Embedding Biomimetic Magnetic Nanoparticles Coupled with Peptide AS-48 into PLGA to Treat Intracellular Pathogens
Salvatore Calogero Gaglio,
Ylenia Jabalera,
Manuel Montalbán-López,
Ana Cristina Millán-Placer,
Marina Lázaro-Callejón,
Mercedes Maqueda,
María Paz Carrasco-Jimenez,
Alejandro Laso,
José A. Aínsa,
Guillermo R. Iglesias,
Massimiliano Perduca,
Concepción Jiménez López
Affiliations
Salvatore Calogero Gaglio
Department of Biotechnology, University of Verona, Strada Le Grazie 15, 37134 Verona, Italy
Ylenia Jabalera
Department of Microbiology, Faculty of Sciences, University of Granada, 18071 Granada, Spain
Manuel Montalbán-López
Department of Microbiology, Faculty of Sciences, University of Granada, 18071 Granada, Spain
Ana Cristina Millán-Placer
Departamento de Microbiología, Pediatría, Radiología y Salud Publica (Facultad de Medicina) & BIFI, Universidad de Zaragoza, 50009 Zaragoza, Spain
Marina Lázaro-Callejón
Department of Applied Physics and Instituto de Investigación Biosanitaria ibs. GRANADA, NanoMag Laboratory, University of Granada, 18071 Granada, Spain
Mercedes Maqueda
Department of Microbiology, Faculty of Sciences, University of Granada, 18071 Granada, Spain
María Paz Carrasco-Jimenez
Department of Biochemistry and Molecular Biology I, University of Granada, 18071 Granada, Spain
Alejandro Laso
Department of Biochemistry and Molecular Biology I, University of Granada, 18071 Granada, Spain
José A. Aínsa
Departamento de Microbiología, Pediatría, Radiología y Salud Publica (Facultad de Medicina) & BIFI, Universidad de Zaragoza, 50009 Zaragoza, Spain
Guillermo R. Iglesias
Department of Applied Physics and Instituto de Investigación Biosanitaria ibs. GRANADA, NanoMag Laboratory, University of Granada, 18071 Granada, Spain
Massimiliano Perduca
Department of Biotechnology, University of Verona, Strada Le Grazie 15, 37134 Verona, Italy
Concepción Jiménez López
Department of Microbiology, Faculty of Sciences, University of Granada, 18071 Granada, Spain
Among the strategies employed to overcome the development of multidrug-resistant bacteria, directed chemotherapy combined with local therapies (e.g., magnetic hyperthermia) has gained great interest.
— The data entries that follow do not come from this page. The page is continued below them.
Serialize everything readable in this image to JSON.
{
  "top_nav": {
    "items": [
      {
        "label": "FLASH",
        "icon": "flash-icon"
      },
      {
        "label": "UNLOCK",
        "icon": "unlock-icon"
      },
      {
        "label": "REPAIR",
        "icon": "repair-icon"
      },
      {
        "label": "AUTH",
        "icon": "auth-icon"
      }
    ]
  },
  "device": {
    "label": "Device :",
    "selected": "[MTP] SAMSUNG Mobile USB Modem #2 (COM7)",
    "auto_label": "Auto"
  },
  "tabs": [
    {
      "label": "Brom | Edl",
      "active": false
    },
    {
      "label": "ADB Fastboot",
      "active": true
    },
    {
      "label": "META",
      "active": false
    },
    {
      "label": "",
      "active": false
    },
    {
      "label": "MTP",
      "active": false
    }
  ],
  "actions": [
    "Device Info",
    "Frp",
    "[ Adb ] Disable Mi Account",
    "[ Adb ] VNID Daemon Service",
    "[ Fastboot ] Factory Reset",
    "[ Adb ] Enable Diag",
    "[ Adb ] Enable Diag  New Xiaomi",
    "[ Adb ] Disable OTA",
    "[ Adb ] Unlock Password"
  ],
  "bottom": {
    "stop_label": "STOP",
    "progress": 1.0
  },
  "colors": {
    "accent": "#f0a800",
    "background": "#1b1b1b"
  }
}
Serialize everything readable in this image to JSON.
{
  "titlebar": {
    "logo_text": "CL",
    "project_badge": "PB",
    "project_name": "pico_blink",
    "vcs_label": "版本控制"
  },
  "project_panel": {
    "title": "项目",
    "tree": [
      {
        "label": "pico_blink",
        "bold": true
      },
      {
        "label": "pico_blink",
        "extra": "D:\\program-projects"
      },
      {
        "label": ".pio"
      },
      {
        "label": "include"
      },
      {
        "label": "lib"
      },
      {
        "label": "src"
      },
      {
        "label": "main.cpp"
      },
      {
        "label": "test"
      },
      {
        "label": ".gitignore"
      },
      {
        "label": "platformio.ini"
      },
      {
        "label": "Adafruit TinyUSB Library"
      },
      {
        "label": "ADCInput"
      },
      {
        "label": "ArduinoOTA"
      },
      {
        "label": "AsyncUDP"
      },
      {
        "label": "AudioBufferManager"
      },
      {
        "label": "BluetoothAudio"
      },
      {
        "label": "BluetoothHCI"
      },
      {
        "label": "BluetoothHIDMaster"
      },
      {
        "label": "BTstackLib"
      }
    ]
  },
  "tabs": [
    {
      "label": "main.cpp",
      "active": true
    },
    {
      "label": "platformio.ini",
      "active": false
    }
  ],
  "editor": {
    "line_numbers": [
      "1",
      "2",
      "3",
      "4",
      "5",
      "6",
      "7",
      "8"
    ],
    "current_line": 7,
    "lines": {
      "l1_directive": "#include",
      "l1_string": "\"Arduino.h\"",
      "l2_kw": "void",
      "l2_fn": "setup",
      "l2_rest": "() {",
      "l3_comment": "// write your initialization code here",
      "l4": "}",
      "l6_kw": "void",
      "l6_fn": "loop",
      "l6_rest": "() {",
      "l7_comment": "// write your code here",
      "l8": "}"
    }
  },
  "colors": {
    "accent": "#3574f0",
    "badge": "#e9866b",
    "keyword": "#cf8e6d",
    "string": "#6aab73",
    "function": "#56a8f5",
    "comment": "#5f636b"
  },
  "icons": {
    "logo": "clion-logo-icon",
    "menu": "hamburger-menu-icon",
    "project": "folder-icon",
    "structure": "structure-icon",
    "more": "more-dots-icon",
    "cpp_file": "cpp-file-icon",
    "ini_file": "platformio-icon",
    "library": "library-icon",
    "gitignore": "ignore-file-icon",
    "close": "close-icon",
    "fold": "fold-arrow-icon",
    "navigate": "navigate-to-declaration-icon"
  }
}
A nano-assembly coupling the antimicrobial peptide AS-48 to biomimetic magnetic nanoparticles (AS-48-BMNPs) was demonstrated to have potent bactericidal effects on both Gram-positive and Gram-negative bacteria when the antimicrobial activity of the peptide was combined with magnetic hyperthermia. Nevertheless, intracellular pathogens remain challenging due to the difficulty of the drug reaching the bacterium. Thus, improving the cellular uptake of the nanocarrier is crucial for the success of the treatment. In the present study, we demonstrate the embedding cellular uptake of the original nano-assembly into THP-1, reducing the toxicity of AS-48 toward healthy THP-1 cells. We optimized the design of PLGA[AS-48-BMNPs] in terms of size, colloidal stability, and hyperthermia activity (either magnetic or photothermal). The stability of the nano-formulation at physiological pH values was evaluated by studying the AS-48 release at this pH value. The influence of pH and hyperthermia on the AS-48 release from the nano-formulation was also studied. These results show a slower AS-48 release from PLGA[AS-48-BMNPs] compared to previous nano-formulations, which could make this new nano-formulation suitable for longer extended treatments of intracellular pathogens. PLGA[AS-48-BMNPs] are internalized in THP-1 cells where AS-48 is liberated slowly, which may be useful to treat diseases and prevent infection caused by intracellular pathogens. The treatment will be more efficient combined with hyperthermia or photothermia.